Correction: Precursor central memory versus effector cell fate and naïve CD4⁺ T cell heterogeneity

A pT_CM differentiation pathway arising from naïve CD4⁺ T cells(sixth paragraph)

To experimentally validate the temporal correlation between cells that have received IFN signaling and cells that end up in the TCM lineage, we generated dual reporter and fate-mapper mice by breeding the Mx1^GFP mice reporting on Mx1 transcription from the endogenous locus (Uccellini and García-Sastre, 2018) with the transgenic Mx1^Cre mice (Kühn et al., 1995) and with mice harboring a Rosa26^{lox-STOP-lox-tdTomato} recombination reporter allele, in which tdTomato (tdT) expression irreversibly tags cells that have received a type I IFN signal.
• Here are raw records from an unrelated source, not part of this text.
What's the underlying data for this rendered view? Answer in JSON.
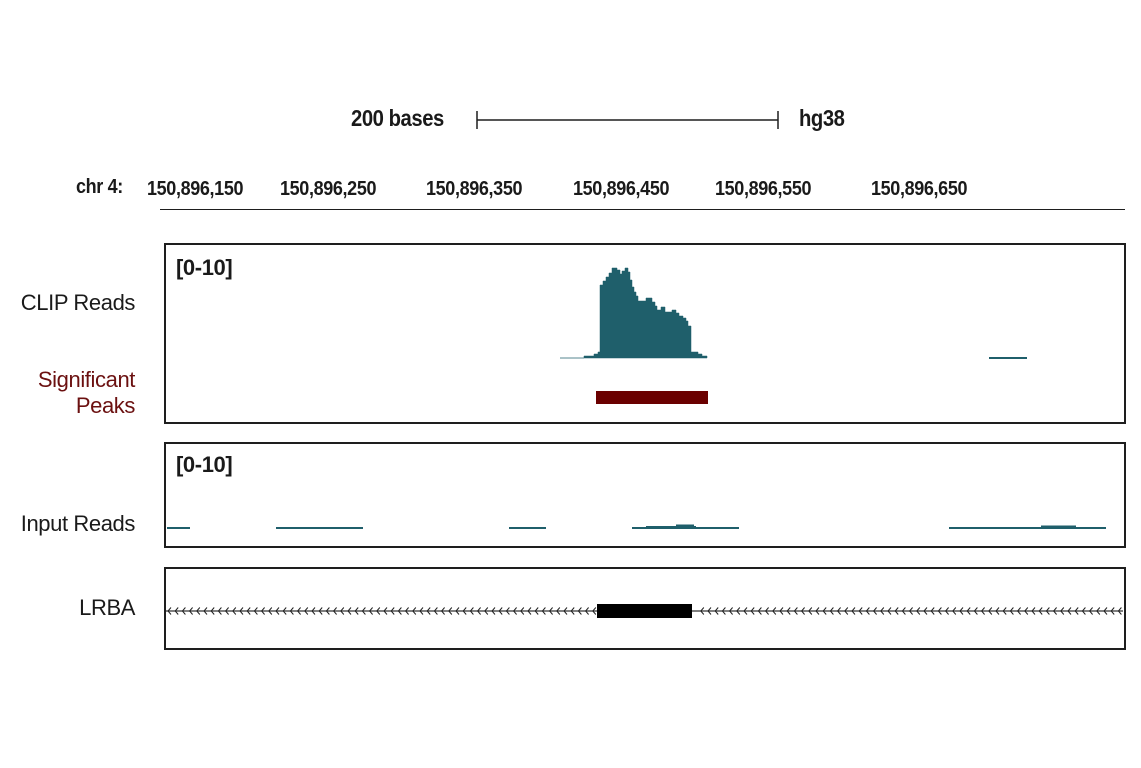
{
  "scale_bar": {
    "length_label": "200 bases",
    "genome": "hg38"
  },
  "ruler": {
    "chrom_label": "chr 4:",
    "ticks": [
      "150,896,150",
      "150,896,250",
      "150,896,350",
      "150,896,450",
      "150,896,550",
      "150,896,650"
    ]
  },
  "tracks": [
    {
      "id": "clip",
      "label": "CLIP Reads",
      "range": "[0-10]",
      "color": "#1f5f6b"
    },
    {
      "id": "peaks",
      "label": "Significant Peaks",
      "label_line1": "Significant",
      "label_line2": "Peaks",
      "color": "#6b0000"
    },
    {
      "id": "input",
      "label": "Input Reads",
      "range": "[0-10]",
      "color": "#1f5f6b"
    },
    {
      "id": "gene",
      "label": "LRBA",
      "color": "#000000",
      "strand": "-"
    }
  ],
  "colors": {
    "signal": "#1f5f6b",
    "peak": "#6b0000",
    "peak_label": "#6b1010",
    "frame": "#1e1e1e"
  }
}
Mx1^GFP × tgMx1^CreRosa26^lsl-tdT mice were infected with L.m.-gp66 and assessed for history of IFN signaling (i.e., Mx1 expression) in antigen-specific CD4⁺ T cells identified using LLO:I-A^b or gp66:I-A^b tetramers on day 7 after infection (Fig. 3 j). It is noteworthy that the Mx1 transcript was not one of the top differentially expressed genes (DEGs) within the signature ISG gene set. Therefore, Mx1^GFP expression likely faithfully reports on cells experiencing the strongest type I IFN signal as noted in the original study (Uccellini and García-Sastre, 2018) rather than reflecting low tonic signaling or potential spurious expression of some ISGs in T cells. This analysis revealed an increased frequency of Mx1 fate-mapped cells amongst CD62L⁺ pT_CM cells relative to their T_FH or T_H1 counterparts (Fig. 3, k and l), confirming the predicted trajectory identified earlier in which cells receiving type I IFN signals adopt a pT_CM fate.